HONG KONG - Beijing is trying to slow the push on water-intensive alternative energy on mounting signs that China might face a serious water shortage in the future.


This may stymie the second-largest energy consumer's plans to turn its huge coal reserves and agricultural land into transport fuel, and lead it to continue relying on greater imports to fuel its booming economy, a bullish factor for global oil markets.
An official from the top policy-making body, the National Development and Reform Commission (NDRC), recently said China might halt coal-to-liquids (CTL) projects and stop ethanol production from corn.

Industry officials later said there would be no changes in projects by state-owned companies building CLT demonstration plants, while authorised fuel ethanol plants would not be required to stop churning out fuel ethanol from corn.

But analysts said the NDRC comment reflected a shift in Beijing's policy as droughts and pollution have led to hundreds of millions of people going without regular drinking water.

"If there's any issue that can destroy China's march forward, it's water," said Michael Komesaroff, managing director of Urandaline Investments.

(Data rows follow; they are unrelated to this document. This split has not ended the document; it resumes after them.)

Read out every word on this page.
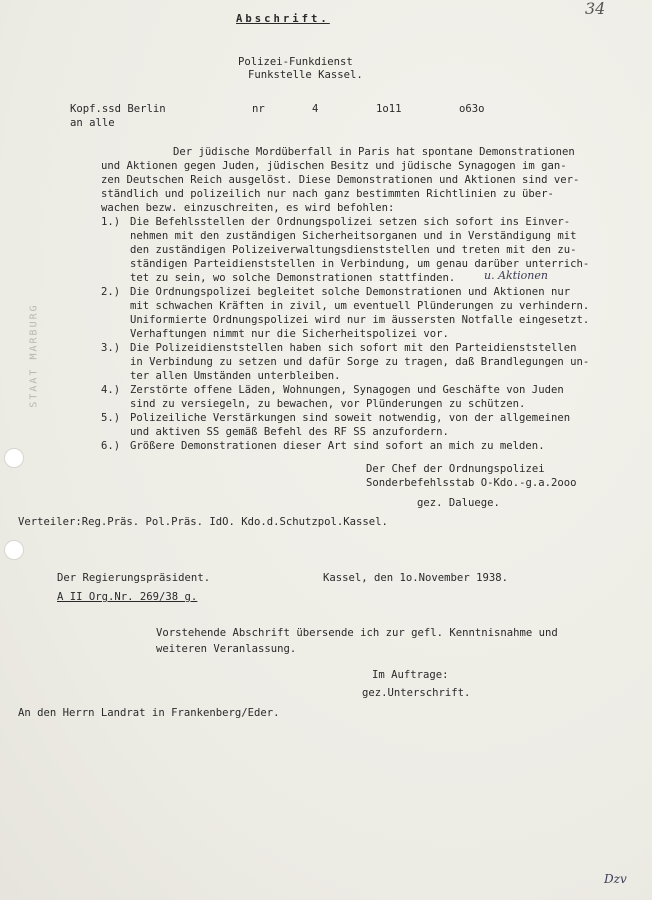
STAAT MARBURG
34
Abschrift.
Polizei-Funkdienst
Funkstelle Kassel.
Kopf.ssd Berlin	nr	4	1o11	o63o
an alle
Der jüdische Mordüberfall in Paris hat spontane Demonstrationen
und Aktionen gegen Juden, jüdischen Besitz und jüdische Synagogen im gan-
zen Deutschen Reich ausgelöst. Diese Demonstrationen und Aktionen sind ver-
ständlich und polizeilich nur nach ganz bestimmten Richtlinien zu über-
wachen bezw. einzuschreiten, es wird befohlen:
1.) Die Befehlsstellen der Ordnungspolizei setzen sich sofort ins Einver-
nehmen mit den zuständigen Sicherheitsorganen und in Verständigung mit
den zuständigen Polizeiverwaltungsdienststellen und treten mit den zu-
ständigen Parteidienststellen in Verbindung, um genau darüber unterrich-
tet zu sein, wo solche Demonstrationen stattfinden.	u. Aktionen
2.) Die Ordnungspolizei begleitet solche Demonstrationen und Aktionen nur
mit schwachen Kräften in zivil, um eventuell Plünderungen zu verhindern.
Uniformierte Ordnungspolizei wird nur im äussersten Notfalle eingesetzt.
Verhaftungen nimmt nur die Sicherheitspolizei vor.
3.) Die Polizeidienststellen haben sich sofort mit den Parteidienststellen
in Verbindung zu setzen und dafür Sorge zu tragen, daß Brandlegungen un-
ter allen Umständen unterbleiben.
4.) Zerstörte offene Läden, Wohnungen, Synagogen und Geschäfte von Juden
sind zu versiegeln, zu bewachen, vor Plünderungen zu schützen.
5.) Polizeiliche Verstärkungen sind soweit notwendig, von der allgemeinen
und aktiven SS gemäß Befehl des RF SS anzufordern.
6.) Größere Demonstrationen dieser Art sind sofort an mich zu melden.
Der Chef der Ordnungspolizei
Sonderbefehlsstab O-Kdo.-g.a.2ooo
gez. Daluege.
Verteiler:Reg.Präs. Pol.Präs. IdO. Kdo.d.Schutzpol.Kassel.
Der Regierungspräsident.	Kassel, den 1o.November 1938.
A II Org.Nr. 269/38 g.
Vorstehende Abschrift übersende ich zur gefl. Kenntnisnahme und
weiteren Veranlassung.
Im Auftrage:
gez.Unterschrift.
An den Herrn Landrat in Frankenberg/Eder.
Dzv
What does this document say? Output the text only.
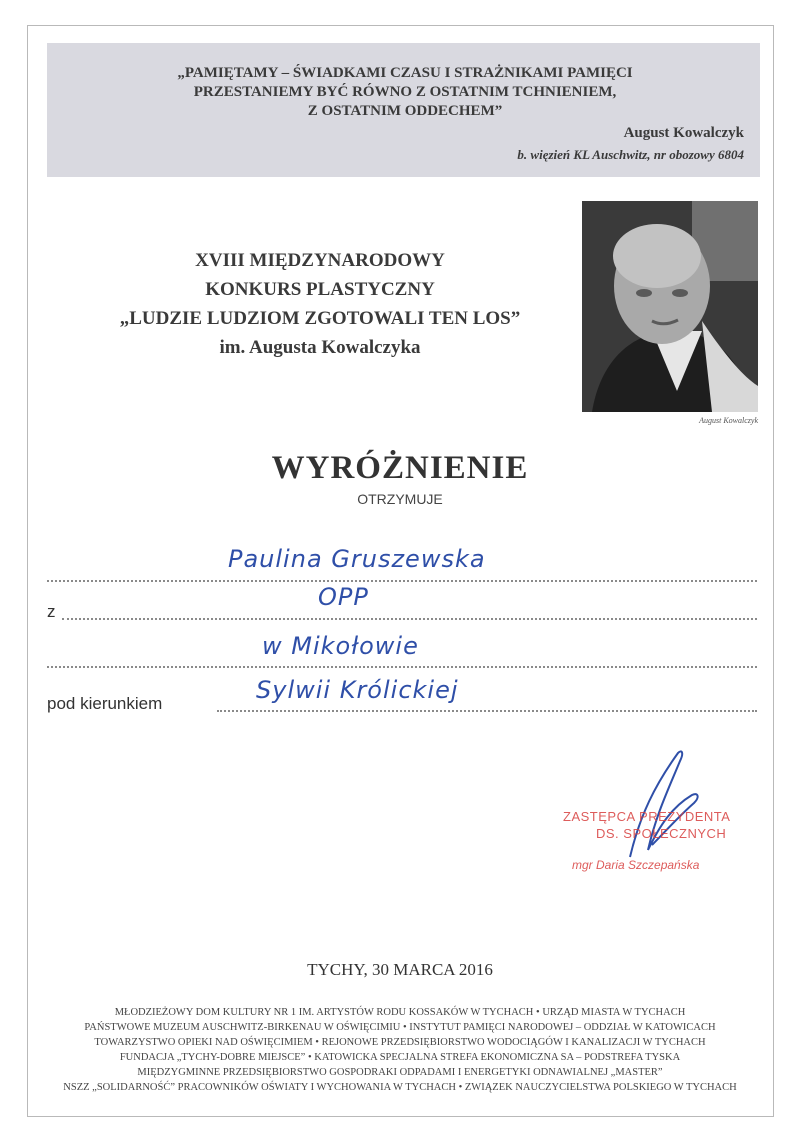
„PAMIĘTAMY – ŚWIADKAMI CZASU I STRAŻNIKAMI PAMIĘCI
PRZESTANIEMY BYĆ RÓWNO Z OSTATNIM TCHNIENIEM,
Z OSTATNIM ODDECHEM”
August Kowalczyk
b. więzień KL Auschwitz, nr obozowy 6804
XVIII MIĘDZYNARODOWY
KONKURS PLASTYCZNY
„LUDZIE LUDZIOM ZGOTOWALI TEN LOS”
im. Augusta Kowalczyka
August Kowalczyk
WYRÓŻNIENIE
OTRZYMUJE
Paulina Gruszewska
z
OPP
w Mikołowie
pod kierunkiem	Sylwii Królickiej
ZASTĘPCA PREZYDENTA
DS. SPOŁECZNYCH
mgr Daria Szczepańska
TYCHY, 30 MARCA 2016
MŁODZIEŻOWY DOM KULTURY NR 1 IM. ARTYSTÓW RODU KOSSAKÓW W TYCHACH • URZĄD MIASTA W TYCHACH
PAŃSTWOWE MUZEUM AUSCHWITZ-BIRKENAU W OŚWIĘCIMIU • INSTYTUT PAMIĘCI NARODOWEJ – ODDZIAŁ W KATOWICACH
TOWARZYSTWO OPIEKI NAD OŚWIĘCIMIEM • REJONOWE PRZEDSIĘBIORSTWO WODOCIĄGÓW I KANALIZACJI W TYCHACH
FUNDACJA „TYCHY-DOBRE MIEJSCE” • KATOWICKA SPECJALNA STREFA EKONOMICZNA SA – PODSTREFA TYSKA
MIĘDZYGMINNE PRZEDSIĘBIORSTWO GOSPODRAKI ODPADAMI I ENERGETYKI ODNAWIALNEJ „MASTER”
NSZZ „SOLIDARNOŚĆ” PRACOWNIKÓW OŚWIATY I WYCHOWANIA W TYCHACH • ZWIĄZEK NAUCZYCIELSTWA POLSKIEGO W TYCHACH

"All the other issues, like social unrest, would feed into it. They want to manage the industries, particularly those that are polluting and consume large quantities of water," added Komesaroff, who specialises in China's capital-intensive industries.

Many private Chinese CTL and ethanol projects have sprouted in the past few years, helped by crude oil prices that have more than tripled in a five-year rally, in a rush to make domestic fuels such as such as diesel, naphtha or liquefied petroleum gas. China's crude imports reached record levels in April and it now relies on foreign barrels for about half its oil.


ABUNDANT COAL, SCARCE WATER

China, home to the world's third-largest known coal reserves, has taken a global lead in pushing new CTL projects, with state-owned Shenhua Group Corp. Ltd saying in April it would have an annual CTL capacity of as much as 30 million tonnes by 2020.

But some government officials are now questioning the drive, especially as it emerged the Shenhua's CTL plant in Inner Mongolia was costing more than 50 billion yuan (US$6.68 billion) -- a lot more than initially expected, analysts said.

There are worries the plant, which uses direct coal liquefaction (DCL) technology developed by Shenhua, would need even more water than more mature indirect coal liquefaction (ICL) technology used by South Africa's Sasol

James Brock, a Beijing-based energy consultant, said policy makers had told Shenhua not to expand the 1 million tonnes per year (tpy) Inner Mongolia plant to 5 million tpy before it proved the technology, including the amount of water it required.

Referring to Shenhua's claim that DCL needed less water than IDL, Brock said: "That's been challenged."

Analysts said the water problem was compounded by China's CTL projects being in the arid northwest of the country, such as Shaanxi and Ningxia provinces, which have abundant coal but little water.

Shenhua has said its DCL facility, the first such plant in the world, would need 1 tonne of water for producing 1 tonne of oil products, though Komesaroff calculated CTL had a much larger net water consumption after recycling of between 7-10 tonnes.

"Shenhua... will draw its annual requirement of 10 million tonnes of water from the Yellow River," he said. "Water levels in the upper reaches of the Yellow River have hit a historic low and officials have warned that China may run out of water by 2030."


FARMER COMPETITION

The Yellow River, China's second longest, supplies water to over 150 million people and irrigates 15 percent of the country's farmland. But in recent years, it has occasionally run dry before reaching the sea.

China's increasing wealth and growing population means it faces an uphill task in managing its already scarce water. The country is home to one-fifth of the world's population but has only 7 percent of its water resources.

This could also put a dampener on plans to boost production of farm-grown biofuels such as ethanol for blending with gasoline. China exports gasoline but a new car is sold every six seconds and demand is expected to grow near 7 percent this year.

An analysis by a number of experts, including Tadeusz Patzek from University of California at Berkeley, calculated each gallon of ethanol required 8.310 gallons (37.8 litres) of water for growing corn and another 30-37 gallons for conversion to fuel.

Four plants linked to China Agri-Industries Holdings Ltd. -- a unit of state-owned grain trader COFCO -- will not stop churning out fuel ethanol.

But industry officials in China said Beijing was already downgrading its target for annual fuel ethanol output to 3 million tonnes by 2010, compared with 5 million tonnes earlier.

"Right now agricultural water is free or very cheap. What the government is saying is that if they are using corn for fuel, they are not going to get the water free," said Brock.